Seeing your new cub dying of parvo is heartbreaking. It´s even bigger problem in cat rescue and unfortunately kitten mortality due to parvo is nightmare of everyone because of how common and drastic it is, how easy it spreads, how expesive the treatment is, how severe damage many animals get even if they survive. And when the whole shelter is closed due to parvo quarantine and you have to turn away people who want to place somwhere ill kittens they just found and you can´t help them...
The article doesn´t mention the name of the rescue organisation or original shelter in Romania, I can´t comment on it. Just few rumblings in general.
It´s hard to tell exact age of dogs or cats who get rescued from the street. Due to malnutrition, illnesses and harsh environment, even teeth don´t offer guidance in many cases. I would expect vet to estimate cub/kitten age with some accurance, but...
The question of vets should be also taken into account. All industries have its black sheep, zoos, rescue organizations, veterinary care. We now have a case here in Czechia of a rural vet clinic that is ran by a person who uses the title veterinary doctor in front of customers, he does surgeries in person etc. But after a series of complains about bad care and botched surgeries, after years he is in industry, it turns out he did study cynology and has few semesters of human medicine, but never studied at veterinary university/school. I expect the vet care, standards and number of depps gets progresively worse the more east you go in Europe. Animal rescue costs money which is very tight in the East and vet expenses make the biggest part (far bigger than food), no wonder people often use the cheapest vet around.

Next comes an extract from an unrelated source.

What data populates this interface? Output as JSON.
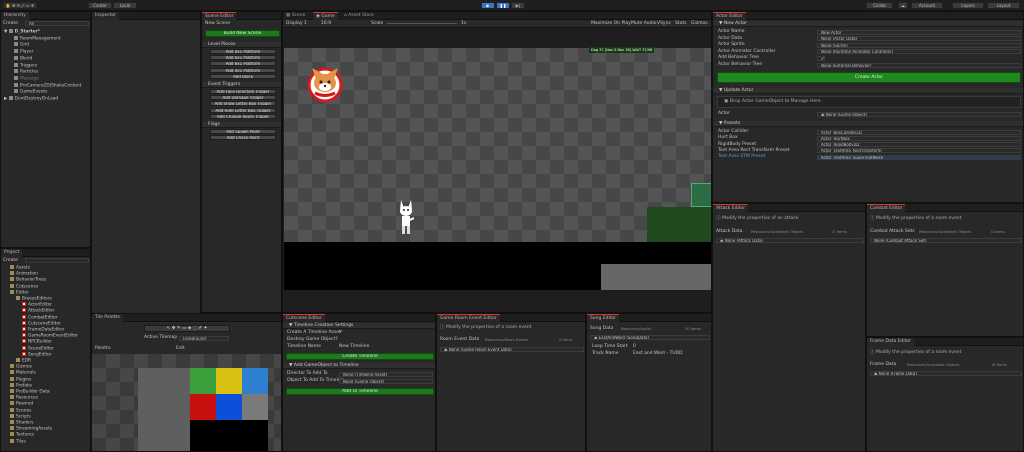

Ownership of street animals differs by country and its laws. An example - in Czechia, all found domestic animals must be safequarded for 4 months by municipality so that real owner has time to reclaim the animal. After 4 months, the animal becomes ownership of the municipality who can decide what to do with it (sell, donate etc). That is the national law. In reality, municipalities foten don´t have money and interest to care about found animals. Some have their dog shelters, some will place dogs in private shelters and pay some money for their care. Cats interest nobody usually. However, shelters dont have money (and heart) to keep animals 4 months in. So in reality, all shelters start adoptions just after quarantine time is over (10-14 days for dogs, 3 weeks for cats). But they sign a contract with the adopter that animal is only in temporary care and within 4 months, if original owner shows up, they must return the animal. It happens extremely rare, everybody treats it just like a formality, to obey the law.
A recent fad in private shelters and rescues in Czechia is to put a clausule in an adoption contract stating the animal must be castrated in adulthood and it can´t be sold or donated to third person, it must be returned to the shelter. But such contract is actually not valid in front of the court, after 4 months the adopter is a valid owner and can do with its animal what it wants. if there would be lawsuit, shelter would lose it. But again, most people who adopt animals are solid and heed such contract.
All these sentences were not written to exonerate the rescue group in case they really did wrong with uterior motives. It should just bring some nuances into the case. And we should not forget the new owners themselves. Most people who adopt strays are good people, but also balck sheep exist among them. Sometimes they are cheap and don´t want to invest into their animal, will adopt from a group based solely on who requests the lowest adoption fee to get their puppy or preffered race, they don´t inform themselves with who they deal with, don´t refuse even if there are clear hints it´s not a honest rescue but just a puppy mill masquaraded as a rescue. And when such puppy gets ill, they will cry murder even if they are just victims of their own greed.
At the end of the day, the east and south of Europe has a surplus of unwanted street dogs while center/west/north has a great demand for pets. It is natural that it results in a flow of animals. The question is how to manage it a better way for both the animals, people and animal health safety. In the US, transport of shelter dogs from southern states to the affluent north equals around 500.000 dogs and cats a year and it doesn´t produce such issues, I do ask what they do better than us in Europe.
(Disclaimer: I am not impartial. I am involved in stray cat rescue, helping a rural shelter with ads and adoptions locally - we don´t adopt abroad.)